I was reading the Black and Gregersen book, ‘To Change the Organization, First Change the Individual’. The author suggests that there are three barriers to change;

1: Failure to See

2: Failure to Move

3: Failure to Finish

Two weeks ago, I witnessed a conversation that allowed two managers to see very clearly.

The boss is a Visionary and an Entrepreneur who normally sees further than most of us and has no problem moving quickly and effectively. He always has people with him to finish with him. He openly recognizes that as someone who likes to start projects, he is not the best at finishing them.

The other manager is one of the best Operations people, I have ever met. He is a great believer in data and process, making him an effective foil for the Entrepreneur.

The Operations manager prepared beautifully for the conversation; itemising risks and rewards of the plan under review. He included a personal appeal to the boss.
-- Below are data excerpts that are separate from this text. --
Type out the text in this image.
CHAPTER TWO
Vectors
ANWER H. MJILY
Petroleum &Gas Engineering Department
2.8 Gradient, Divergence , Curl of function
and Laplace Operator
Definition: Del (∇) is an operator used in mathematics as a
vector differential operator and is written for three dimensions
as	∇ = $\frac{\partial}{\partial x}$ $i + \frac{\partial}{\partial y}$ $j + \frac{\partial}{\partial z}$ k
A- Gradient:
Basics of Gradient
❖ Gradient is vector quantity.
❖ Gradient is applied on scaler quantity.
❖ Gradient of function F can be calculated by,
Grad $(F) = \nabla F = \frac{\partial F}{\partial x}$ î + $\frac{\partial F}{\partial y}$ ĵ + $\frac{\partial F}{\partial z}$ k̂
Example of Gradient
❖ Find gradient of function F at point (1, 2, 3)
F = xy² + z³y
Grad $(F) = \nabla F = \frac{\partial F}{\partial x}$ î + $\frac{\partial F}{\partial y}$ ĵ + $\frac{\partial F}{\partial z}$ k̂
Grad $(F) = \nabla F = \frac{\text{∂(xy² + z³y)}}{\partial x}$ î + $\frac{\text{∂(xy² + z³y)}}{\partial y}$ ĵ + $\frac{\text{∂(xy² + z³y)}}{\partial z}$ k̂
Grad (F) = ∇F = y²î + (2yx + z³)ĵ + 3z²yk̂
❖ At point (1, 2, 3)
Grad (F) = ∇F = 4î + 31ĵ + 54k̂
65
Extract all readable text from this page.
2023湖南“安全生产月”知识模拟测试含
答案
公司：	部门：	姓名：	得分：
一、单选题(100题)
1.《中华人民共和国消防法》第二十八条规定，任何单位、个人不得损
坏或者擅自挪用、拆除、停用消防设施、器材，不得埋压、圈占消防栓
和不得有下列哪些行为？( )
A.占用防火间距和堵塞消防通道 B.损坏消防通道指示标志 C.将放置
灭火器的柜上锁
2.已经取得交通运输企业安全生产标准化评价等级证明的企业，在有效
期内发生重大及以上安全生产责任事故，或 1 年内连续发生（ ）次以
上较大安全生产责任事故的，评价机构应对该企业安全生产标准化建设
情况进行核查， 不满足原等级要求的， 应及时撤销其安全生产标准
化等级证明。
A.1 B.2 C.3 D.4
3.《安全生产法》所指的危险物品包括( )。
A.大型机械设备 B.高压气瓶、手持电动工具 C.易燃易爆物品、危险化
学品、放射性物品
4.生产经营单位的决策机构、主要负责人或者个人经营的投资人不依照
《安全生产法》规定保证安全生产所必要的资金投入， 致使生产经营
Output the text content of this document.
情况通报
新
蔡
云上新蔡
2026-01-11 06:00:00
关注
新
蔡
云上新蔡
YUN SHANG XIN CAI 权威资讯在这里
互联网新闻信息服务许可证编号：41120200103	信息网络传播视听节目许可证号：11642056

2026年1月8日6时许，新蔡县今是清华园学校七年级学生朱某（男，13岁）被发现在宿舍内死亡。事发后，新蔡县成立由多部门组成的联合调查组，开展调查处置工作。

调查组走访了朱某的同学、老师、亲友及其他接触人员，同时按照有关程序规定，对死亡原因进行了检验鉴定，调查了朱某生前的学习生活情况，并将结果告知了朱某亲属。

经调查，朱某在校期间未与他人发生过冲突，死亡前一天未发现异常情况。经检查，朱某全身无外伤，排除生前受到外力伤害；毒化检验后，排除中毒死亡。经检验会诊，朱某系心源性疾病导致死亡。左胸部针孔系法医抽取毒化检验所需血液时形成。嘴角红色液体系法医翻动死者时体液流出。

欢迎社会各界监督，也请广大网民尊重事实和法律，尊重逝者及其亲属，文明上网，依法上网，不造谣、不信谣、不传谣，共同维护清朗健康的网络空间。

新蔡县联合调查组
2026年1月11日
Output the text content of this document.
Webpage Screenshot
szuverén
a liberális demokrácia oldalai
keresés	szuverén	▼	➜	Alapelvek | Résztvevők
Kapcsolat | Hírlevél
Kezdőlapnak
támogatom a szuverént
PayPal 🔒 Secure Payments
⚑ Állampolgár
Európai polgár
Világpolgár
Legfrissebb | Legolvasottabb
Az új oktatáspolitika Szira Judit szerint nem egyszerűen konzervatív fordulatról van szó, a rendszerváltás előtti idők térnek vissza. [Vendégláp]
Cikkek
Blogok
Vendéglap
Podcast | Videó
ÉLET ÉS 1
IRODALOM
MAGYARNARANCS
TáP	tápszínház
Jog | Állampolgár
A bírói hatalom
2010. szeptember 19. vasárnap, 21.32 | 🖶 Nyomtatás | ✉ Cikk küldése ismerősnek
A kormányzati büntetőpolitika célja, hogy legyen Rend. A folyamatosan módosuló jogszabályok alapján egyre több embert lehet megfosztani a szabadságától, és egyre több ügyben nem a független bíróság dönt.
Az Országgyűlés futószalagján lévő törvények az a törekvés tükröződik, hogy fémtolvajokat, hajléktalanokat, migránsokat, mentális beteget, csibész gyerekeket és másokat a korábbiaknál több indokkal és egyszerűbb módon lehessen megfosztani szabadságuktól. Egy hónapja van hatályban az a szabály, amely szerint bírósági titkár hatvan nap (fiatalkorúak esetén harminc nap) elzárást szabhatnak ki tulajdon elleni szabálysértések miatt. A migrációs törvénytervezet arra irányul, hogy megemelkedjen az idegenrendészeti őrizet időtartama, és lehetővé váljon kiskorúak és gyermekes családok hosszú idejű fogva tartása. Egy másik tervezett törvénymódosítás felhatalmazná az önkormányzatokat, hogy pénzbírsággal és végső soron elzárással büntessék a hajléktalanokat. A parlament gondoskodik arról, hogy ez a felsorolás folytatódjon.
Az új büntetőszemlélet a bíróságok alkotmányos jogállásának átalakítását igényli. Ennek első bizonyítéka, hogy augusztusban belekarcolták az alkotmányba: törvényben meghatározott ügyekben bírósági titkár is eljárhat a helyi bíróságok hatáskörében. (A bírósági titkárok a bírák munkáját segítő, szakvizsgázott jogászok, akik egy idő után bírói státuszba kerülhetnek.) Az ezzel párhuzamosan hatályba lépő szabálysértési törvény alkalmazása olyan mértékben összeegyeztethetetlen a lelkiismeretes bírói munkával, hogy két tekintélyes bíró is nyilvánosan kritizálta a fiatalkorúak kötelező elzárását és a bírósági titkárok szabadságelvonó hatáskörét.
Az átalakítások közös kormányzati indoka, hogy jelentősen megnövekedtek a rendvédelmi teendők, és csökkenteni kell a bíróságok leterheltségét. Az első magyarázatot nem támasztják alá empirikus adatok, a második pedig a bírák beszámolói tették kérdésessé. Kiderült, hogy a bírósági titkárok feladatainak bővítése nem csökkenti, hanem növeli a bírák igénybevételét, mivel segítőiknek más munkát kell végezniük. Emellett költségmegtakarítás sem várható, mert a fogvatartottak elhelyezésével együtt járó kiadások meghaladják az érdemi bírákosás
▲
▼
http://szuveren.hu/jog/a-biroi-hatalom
This was a real risk that could have had serious consequences.

When an energetic Entrepreneur is told that his plan does not have the full backing of the management team he can do a number of things; explode, threaten to sack everybody or listen.

In this case, the boss listened. This sounds a bit religious but, once he heard what was being said, he saw. The failure to see had blinded him to a number of things; how serious and competent his managers were and his plan had several flaws. He had not seen because of his enthusiasm to move and of course, be the hero. The single mindedness and drive Entrepreneurs can blinker them from all of the facts.

The boss needs to be given great credit, in that he overcame his failure to see and asked for help the next day. The Black and Gregersen book recounts the sad tale of individuals who cannot see and do not have managers who can, or feel able to confront. This inertia has stopped change and good companies regress rather than progress.

Since the boss has opened his eyes to the facts, things have progressed at speed the Operations manager has been promoted, the plan has been changed, not destroyed. Amazingly several long, standing issues have been addressed and finished. There is new energy in the management team and an affirmation that facts permit critical thinking and create better decision making.